Постройка моста на Шведен-канале грозила многими неприятностями. Соединив два городских района, мост наносил удар по спекуляциям Лаубе и Хоуелла: на той стороне канала работали более сильные конкуренты. Они накопили огромный запас вина и собирались, как только мост будет построен, снизить цену до десяти шиллингов за литр, чтобы привлечь посетителей района за каналом в свои кабаки. Конечно, Лаубе и Хоуелл не остались бы в убытке, продавая вино и дешевле десяти шиллингов, но в таком случае осуществление мечты о миллионе отойдет в далекое будущее, а спекулянты чувствовали, что скоро им придется считаться со многими другими неблагоприятными обстоятельствами. Словом, они не намерены были ждать и хотели получить свой миллион, пока позволяла ситуация.

Лазаревский неожиданно стал на пути Лаубе и Хоуелла к быстрому обогащению.

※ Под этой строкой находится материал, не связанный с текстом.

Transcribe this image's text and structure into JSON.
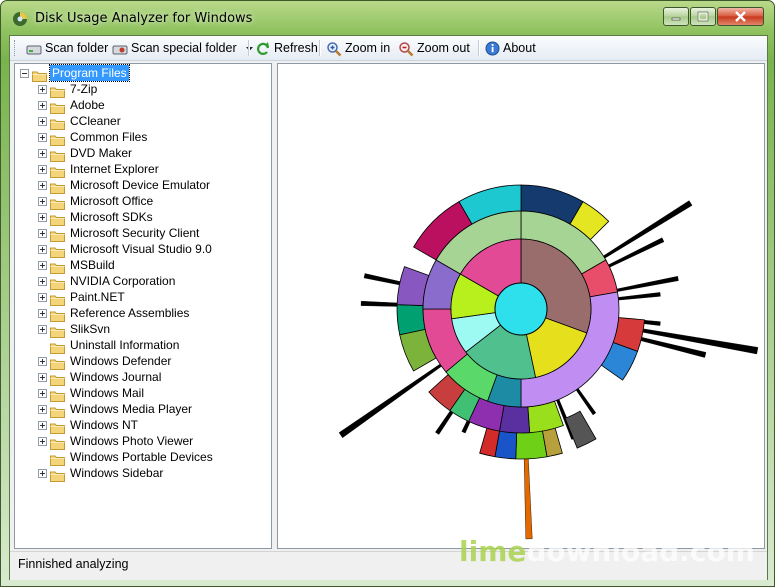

Кроме того, Лаубе и многим другим «хозяевам» города не по душе было еще одно обстоятельство: русские строители приурочивали окончание моста к первому мая. Ясно, что прежде всего пройдут через мост и направятся к центру демонстранты с красными флагами. Мост соединит два крупных, пока что разобщенных района, содействуя объединению красных сил, а Лаубе очень хотелось, чтобы в этот наиболее ненавистный ему день город был разъединен на части не только каналами, но и колючей проволокой, как настоящий концлагерь. Лаубе слишком хорошо помнил дни восстания «марксистов», когда правительственные войска лишь благодаря разобщенности районов смогли удушить «красную Вену». Таким образом, восстановление моста на Шведен-канале было вдвойне невыгодно одному из бывших хозяев города — Эрнсту Лаубе.

Раздумывая над всем этим и вслушиваясь в звучание автомобильных клаксонов на улице, Лаубе взял из рук старого Иоганна бутылку холодного вина, налил в стакан, посмотрел на свет: вино было густое и красное. Лаубе поднес к губам стакан, но поморщился и не стал пить.

Из своего угла вышел бывший литейщик, теперь трубочист, Фридрих Гельм. С восточного фронта он вернулся без левой руки. В его отсутствие умерли жена и ребенок. Гельм был одинок и, как казалось Лаубе, очень обозлен. Завод не работал, да и работай он, однорукого Гельма все равно не взяли бы. Он стал подрабатывать на чистке труб, ухитряясь делать одной рукой то, что другие делали двумя.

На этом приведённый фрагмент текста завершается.